Real estate investment can be a very interesting enterprise and can also make you a lot of money. Whether you are planning on purchasing houses to rent out or you intend to flip properties that you have renovated, the first thing you will need to do is raise the money to finance the initial purchase.

There are various financing options and one which many property investors choose is a hard money loan. There are various benefits to hard money loans that make them ideal for investors looking to “fix and flip” properties. If you are looking for ways to raise money for real estate investment, here is everything you need to know about hard money loans.

 

What are Hard Money Loans?

Hard money loans are a type of secured loan which are secured with a “hard” asset. In the case of someone who borrows a hard money loan to finance a real estate purchase, that asset will be the real estate itself. The loan experts behind NewSilver explain that while mortgages and other types of secured loans can also use a house as security, the difference with a hard money loan is that the expectation is the property will be sold quickly at a profit and the loan repaid. Hard money loans are all given by private lenders and there are no government banked providers available to borrowers. 

Who Takes Out Hard Money Loans?

Hard money loans are most often taken out by people who need quick money for real estate investment. As the property market is so fast-moving, the availability of this quick cash is vital to ensure you get the best deals.

 

There are two mains uses of hard money loans in real estate investment:

House Flipping:

In a fix-and-flip arrangement, the goal of the real investor is to get their money back quickly so they can repay the loan. The money is used to purchase a house at short notice for a low price, do it up to make it sellable at a higher price, and then use the resale value to pay back the loan with money left over as a profit. Some investors who finance fix-and-flips with hard money loans don’t have the credit rating to borrow from a traditional lender, or their intended purchase doesn’t qualify for a traditional loan. As a hard money loan is then their only option, the interest rates and loan fees tend to be higher to account for the lender’s added risk.

Buy-and-Hold Rental

With buy-and-hold rental properties, investors often take out a hard money loan to purchase a house in the same way as if they were going to flip it. Once the house is renovated, however, they are then able to take out a traditional loan as the property now has more value, pay off the hard money loan, and then rent out the property to make money. 
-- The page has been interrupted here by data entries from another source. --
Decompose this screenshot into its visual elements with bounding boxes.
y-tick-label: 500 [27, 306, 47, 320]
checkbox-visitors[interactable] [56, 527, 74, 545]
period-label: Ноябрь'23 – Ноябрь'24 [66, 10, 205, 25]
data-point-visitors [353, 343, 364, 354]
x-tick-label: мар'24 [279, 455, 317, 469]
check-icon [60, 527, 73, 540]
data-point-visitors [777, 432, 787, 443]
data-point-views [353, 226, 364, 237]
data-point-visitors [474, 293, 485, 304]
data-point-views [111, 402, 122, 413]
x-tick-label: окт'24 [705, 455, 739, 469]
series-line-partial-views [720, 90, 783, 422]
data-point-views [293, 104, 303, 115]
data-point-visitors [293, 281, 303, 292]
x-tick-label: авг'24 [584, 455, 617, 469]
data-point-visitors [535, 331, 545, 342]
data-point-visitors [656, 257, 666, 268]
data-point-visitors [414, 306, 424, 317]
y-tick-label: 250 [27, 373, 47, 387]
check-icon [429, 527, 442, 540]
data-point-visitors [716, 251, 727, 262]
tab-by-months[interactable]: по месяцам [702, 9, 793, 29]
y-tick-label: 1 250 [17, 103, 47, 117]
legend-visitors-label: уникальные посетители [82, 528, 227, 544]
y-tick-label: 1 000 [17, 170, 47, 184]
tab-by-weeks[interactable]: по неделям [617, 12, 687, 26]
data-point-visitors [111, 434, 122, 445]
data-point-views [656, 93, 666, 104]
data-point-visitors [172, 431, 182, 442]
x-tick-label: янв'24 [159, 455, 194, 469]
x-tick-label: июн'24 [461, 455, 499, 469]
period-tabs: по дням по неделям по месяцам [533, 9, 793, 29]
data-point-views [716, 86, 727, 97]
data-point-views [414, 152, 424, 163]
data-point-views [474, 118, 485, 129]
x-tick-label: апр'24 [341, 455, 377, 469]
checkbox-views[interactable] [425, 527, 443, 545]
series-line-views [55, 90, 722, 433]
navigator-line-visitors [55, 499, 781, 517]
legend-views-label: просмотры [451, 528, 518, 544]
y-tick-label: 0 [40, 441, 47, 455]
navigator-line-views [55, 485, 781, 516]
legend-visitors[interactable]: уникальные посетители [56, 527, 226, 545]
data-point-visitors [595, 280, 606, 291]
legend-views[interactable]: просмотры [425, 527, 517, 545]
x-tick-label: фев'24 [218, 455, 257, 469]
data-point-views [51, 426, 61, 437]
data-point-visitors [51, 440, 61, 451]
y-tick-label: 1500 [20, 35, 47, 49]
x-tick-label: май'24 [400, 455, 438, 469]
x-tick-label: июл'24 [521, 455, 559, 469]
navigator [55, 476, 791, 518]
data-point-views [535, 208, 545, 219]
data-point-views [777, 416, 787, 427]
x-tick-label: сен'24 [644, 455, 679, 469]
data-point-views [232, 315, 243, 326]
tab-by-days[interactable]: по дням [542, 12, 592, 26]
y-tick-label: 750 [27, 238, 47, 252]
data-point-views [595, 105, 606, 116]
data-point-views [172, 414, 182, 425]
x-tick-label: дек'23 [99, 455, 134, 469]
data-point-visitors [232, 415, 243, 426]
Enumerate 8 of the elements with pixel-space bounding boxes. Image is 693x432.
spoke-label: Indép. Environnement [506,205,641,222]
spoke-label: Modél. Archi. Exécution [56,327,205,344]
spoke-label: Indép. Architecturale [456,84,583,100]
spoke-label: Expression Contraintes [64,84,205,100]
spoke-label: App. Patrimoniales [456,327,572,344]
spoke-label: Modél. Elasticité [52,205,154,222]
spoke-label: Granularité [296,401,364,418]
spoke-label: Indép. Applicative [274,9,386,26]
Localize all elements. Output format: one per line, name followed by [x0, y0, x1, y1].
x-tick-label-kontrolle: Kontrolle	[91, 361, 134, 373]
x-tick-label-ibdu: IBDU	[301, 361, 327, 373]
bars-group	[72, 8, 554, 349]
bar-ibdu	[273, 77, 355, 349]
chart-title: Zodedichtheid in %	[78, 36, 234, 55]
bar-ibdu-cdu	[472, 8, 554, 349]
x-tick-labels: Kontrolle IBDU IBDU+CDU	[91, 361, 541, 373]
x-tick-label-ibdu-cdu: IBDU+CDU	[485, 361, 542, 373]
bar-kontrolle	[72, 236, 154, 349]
What are the Differences Between Hard Money Loans and Traditional Loans?

The most noticeable difference between hard money loans and more traditional loans is the period in which they are usually paid back. Hard money loans tend to be repaid with one to two years, while more traditional loans often have repayment periods over thirty years. Interest rates for hard money loans are usually 5-10% higher than those of traditional loans as they are deemed to be a higher risk for the lender. This is due to the fact that hard money loans are only secured with the property while a traditional loan will be secured by both a property and the borrower’s credit score.

What Do Borrowers Use the Money For?

A hard money loan will cover both the initial cost of the property and the money needed to fix it up. Borrowers will need to estimate the total cost of renovation in order to borrow the money which is required. This does put some limits on what renovations can be made as lenders will only give the go-ahead on home improvements which are certain to increase the property’s value. For example, a new kitchen and front yard landscaping would most likely be approved while a swimming or home cinema would not. 

Hard Money Loan

More and more people are getting into real estate investment as it can be so lucrative. With hard money loans being secured against investment properties, they can be a very safe way to fund investments. The important thing is to ensure that you choose the right properties and make the key renovations that will enable you to sell the properties quickly at a profit. If you are looking for ways to raise investment capital, make sure to check out hard money loans and see if they work for you.